Une avance « de géant » sur ses deux grands rivaux : c’est le constat dressé par Donald Trump au sujet de la position américaine dans la course à l’espace, lors d’un discours prononcé pour le 250e anniversaire de l’indépendance des États-Unis. Devant une foule rassemblée sur le National Mall, à Washington D.C., tard dans la nuit du samedi 4 juillet 2026, le président américain a affirmé que son pays avait creusé l’écart avec la Russie et la Chine dans la conquête spatiale, s’appuyant sur le succès récent du programme Artemis et sur la montée en puissance de la Space Force.
Artemis II comme preuve de l’avance américaine
Pour étayer son propos, Trump a rappelé que « moins de 66 ans après l’invention de l’avion, les Américains ont planté leur drapeau sur la Lune », avant d’évoquer le retour des astronautes américains sur une trajectoire lunaire trois mois plus tôt. Cette référence renvoie à la mission Artemis II, lancée le 1er avril 2026 depuis le Centre spatial Kennedy en Floride. Pendant dix jours, l’équipage composé de Reid Wiseman, Victor Glover, Christina Koch et Jeremy Hansen a survolé la face cachée de la Lune à plus de 400 000 kilomètres de la Terre, avant d’amerrir dans l’océan Pacifique. Il s’agissait du premier vol habité au-delà de l’orbite basse depuis Apollo 17 en 1972, une prouesse que ni la Chine ni la Russie n’ont pour l’instant reproduite.
Trump a salué la présence de cet équipage à ses côtés, ainsi que celle de Harrison « Jack » Schmitt, dernier homme ayant marché sur la Lune lors de la mission Apollo 17 en décembre 1972, et de Jared Isaacman, administrateur de la NASA depuis décembre 2025. Le président a remis à l’équipage un drapeau ayant flotté le matin même au-dessus du Capitole, destiné à être planté lors d’un prochain retour sur la Lune, accompagné d’une médaille spéciale de la Maison-Blanche.

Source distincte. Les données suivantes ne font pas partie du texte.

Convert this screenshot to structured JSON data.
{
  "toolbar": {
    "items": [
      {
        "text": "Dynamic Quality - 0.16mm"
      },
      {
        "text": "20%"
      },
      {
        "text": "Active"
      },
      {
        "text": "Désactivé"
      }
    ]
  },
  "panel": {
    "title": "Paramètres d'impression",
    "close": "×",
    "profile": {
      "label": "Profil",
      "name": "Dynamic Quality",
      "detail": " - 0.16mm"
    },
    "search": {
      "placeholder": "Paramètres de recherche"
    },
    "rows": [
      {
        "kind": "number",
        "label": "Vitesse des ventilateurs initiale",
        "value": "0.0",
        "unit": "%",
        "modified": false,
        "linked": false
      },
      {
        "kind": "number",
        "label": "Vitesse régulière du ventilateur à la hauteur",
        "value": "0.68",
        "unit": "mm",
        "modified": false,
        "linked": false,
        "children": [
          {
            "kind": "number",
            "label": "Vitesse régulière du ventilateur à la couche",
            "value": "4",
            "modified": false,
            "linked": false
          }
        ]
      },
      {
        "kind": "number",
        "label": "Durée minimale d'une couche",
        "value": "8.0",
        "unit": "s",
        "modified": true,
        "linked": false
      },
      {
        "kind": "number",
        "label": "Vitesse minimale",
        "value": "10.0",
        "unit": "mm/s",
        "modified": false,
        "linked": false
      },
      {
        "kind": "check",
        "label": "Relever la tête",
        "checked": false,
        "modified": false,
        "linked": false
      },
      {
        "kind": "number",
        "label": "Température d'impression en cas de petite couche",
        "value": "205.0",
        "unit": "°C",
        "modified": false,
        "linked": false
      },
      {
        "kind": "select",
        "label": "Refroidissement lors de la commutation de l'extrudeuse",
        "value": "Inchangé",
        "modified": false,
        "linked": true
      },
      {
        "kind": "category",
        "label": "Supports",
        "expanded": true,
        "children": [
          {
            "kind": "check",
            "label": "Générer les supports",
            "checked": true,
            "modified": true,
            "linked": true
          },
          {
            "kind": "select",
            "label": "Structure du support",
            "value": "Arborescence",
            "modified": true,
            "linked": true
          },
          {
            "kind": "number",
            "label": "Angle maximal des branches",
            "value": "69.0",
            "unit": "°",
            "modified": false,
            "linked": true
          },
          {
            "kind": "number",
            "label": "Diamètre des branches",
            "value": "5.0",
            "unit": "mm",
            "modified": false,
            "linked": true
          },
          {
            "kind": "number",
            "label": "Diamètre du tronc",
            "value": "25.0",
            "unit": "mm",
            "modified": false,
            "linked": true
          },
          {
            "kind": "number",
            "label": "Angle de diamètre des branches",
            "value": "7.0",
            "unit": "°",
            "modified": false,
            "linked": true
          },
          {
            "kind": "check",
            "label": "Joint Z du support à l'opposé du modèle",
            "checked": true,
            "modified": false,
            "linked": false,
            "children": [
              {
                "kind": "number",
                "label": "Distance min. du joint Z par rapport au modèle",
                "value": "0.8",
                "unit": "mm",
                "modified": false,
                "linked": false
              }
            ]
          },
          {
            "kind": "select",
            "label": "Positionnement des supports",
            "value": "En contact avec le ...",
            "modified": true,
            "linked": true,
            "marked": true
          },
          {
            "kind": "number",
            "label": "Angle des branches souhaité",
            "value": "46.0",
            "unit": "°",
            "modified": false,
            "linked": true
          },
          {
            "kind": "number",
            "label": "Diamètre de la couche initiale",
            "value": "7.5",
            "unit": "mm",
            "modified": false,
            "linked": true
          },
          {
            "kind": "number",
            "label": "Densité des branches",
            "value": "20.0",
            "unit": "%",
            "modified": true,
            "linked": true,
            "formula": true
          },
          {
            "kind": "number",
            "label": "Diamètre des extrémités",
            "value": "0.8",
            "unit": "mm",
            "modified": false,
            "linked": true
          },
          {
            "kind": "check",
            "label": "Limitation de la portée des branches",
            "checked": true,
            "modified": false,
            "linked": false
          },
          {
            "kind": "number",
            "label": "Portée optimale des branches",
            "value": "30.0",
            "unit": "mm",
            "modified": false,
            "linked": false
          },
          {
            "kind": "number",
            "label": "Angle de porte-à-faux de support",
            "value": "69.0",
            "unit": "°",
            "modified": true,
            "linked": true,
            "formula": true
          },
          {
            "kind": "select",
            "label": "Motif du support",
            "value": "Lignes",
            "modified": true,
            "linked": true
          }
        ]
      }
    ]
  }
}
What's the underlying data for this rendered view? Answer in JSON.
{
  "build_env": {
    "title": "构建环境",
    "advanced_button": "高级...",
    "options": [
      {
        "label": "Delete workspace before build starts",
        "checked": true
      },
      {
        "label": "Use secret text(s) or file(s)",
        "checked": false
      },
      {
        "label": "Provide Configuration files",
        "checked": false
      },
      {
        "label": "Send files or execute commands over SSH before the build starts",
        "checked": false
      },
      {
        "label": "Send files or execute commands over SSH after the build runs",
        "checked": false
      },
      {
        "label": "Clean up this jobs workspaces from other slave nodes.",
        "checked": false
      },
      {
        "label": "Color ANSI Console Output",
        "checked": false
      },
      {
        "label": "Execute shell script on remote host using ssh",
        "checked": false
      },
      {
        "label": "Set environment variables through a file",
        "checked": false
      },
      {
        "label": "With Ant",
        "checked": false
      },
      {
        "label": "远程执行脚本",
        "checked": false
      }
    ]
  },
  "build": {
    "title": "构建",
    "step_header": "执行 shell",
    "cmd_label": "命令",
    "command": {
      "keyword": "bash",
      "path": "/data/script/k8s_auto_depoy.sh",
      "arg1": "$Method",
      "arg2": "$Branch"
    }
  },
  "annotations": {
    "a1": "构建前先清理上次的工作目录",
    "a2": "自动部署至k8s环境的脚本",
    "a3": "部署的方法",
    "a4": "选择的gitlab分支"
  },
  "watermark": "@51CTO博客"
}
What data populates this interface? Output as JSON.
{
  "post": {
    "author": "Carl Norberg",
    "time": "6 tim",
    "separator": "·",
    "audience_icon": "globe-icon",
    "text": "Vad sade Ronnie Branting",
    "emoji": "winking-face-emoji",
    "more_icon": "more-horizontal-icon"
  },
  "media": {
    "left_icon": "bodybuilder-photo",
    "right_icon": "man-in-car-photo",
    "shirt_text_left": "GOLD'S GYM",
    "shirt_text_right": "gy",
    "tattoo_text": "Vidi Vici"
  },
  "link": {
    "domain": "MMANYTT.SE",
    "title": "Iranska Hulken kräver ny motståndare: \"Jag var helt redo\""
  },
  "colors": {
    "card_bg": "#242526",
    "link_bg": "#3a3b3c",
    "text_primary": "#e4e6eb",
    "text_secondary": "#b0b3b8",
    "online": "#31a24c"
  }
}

Ce que disent les chiffres de la rivalité spatiale
L’affirmation présidentielle trouve un certain appui dans les moyens engagés par chaque puissance. Le budget spatial américain, évalué à environ 60 milliards de dollars annuels dont une dizaine consacrée à Artemis, dépasse celui de la Chine, estimé à 15 milliards de dollars, et celui de la Russie, autour de 5 milliards de dollars. Sur le plan du calendrier, la NASA, après Artemis II, la mission Artemis III doit tester en 2027 le rendez-vous avec l’atterrisseur lunaire, avant qu’Artemis IV ne vise, en 2028, le premier alunissage habité de cette nouvelle phase du programme.
La comparaison est toutefois à nuancer selon les fronts. La Chine a construit en quelques décennies un programme spatial parmi les plus avancés au monde, plaçant son premier taïkonaute en orbite dès 2003, avant d’assembler sa propre station spatiale, Tiangong, et de poser un rover à la surface de Mars en 2021. Pékin ambitionne désormais de faire alunir ses astronautes avant 2030, en s’appuyant sur un modèle étatique piloté par la CNSA, qui lui permet de planifier ses missions sur le long terme avec une continuité que peinent parfois à maintenir les démocraties occidentales. La Russie, de son côté, reste la première puissance à avoir envoyé un homme dans l’espace et continue d’apporter à ce programme commun son expérience historique en matière de vols habités, en s’associant à Pékin autour du projet concurrent International Lunar Research Station. Isaacman a reconnu, lors de son audition de confirmation au Sénat, que la Chine représentait un concurrent doté de la volonté et des moyens de contester l’avance américaine, justifiant à ses yeux l’urgence de maintenir le rythme du programme Artemis.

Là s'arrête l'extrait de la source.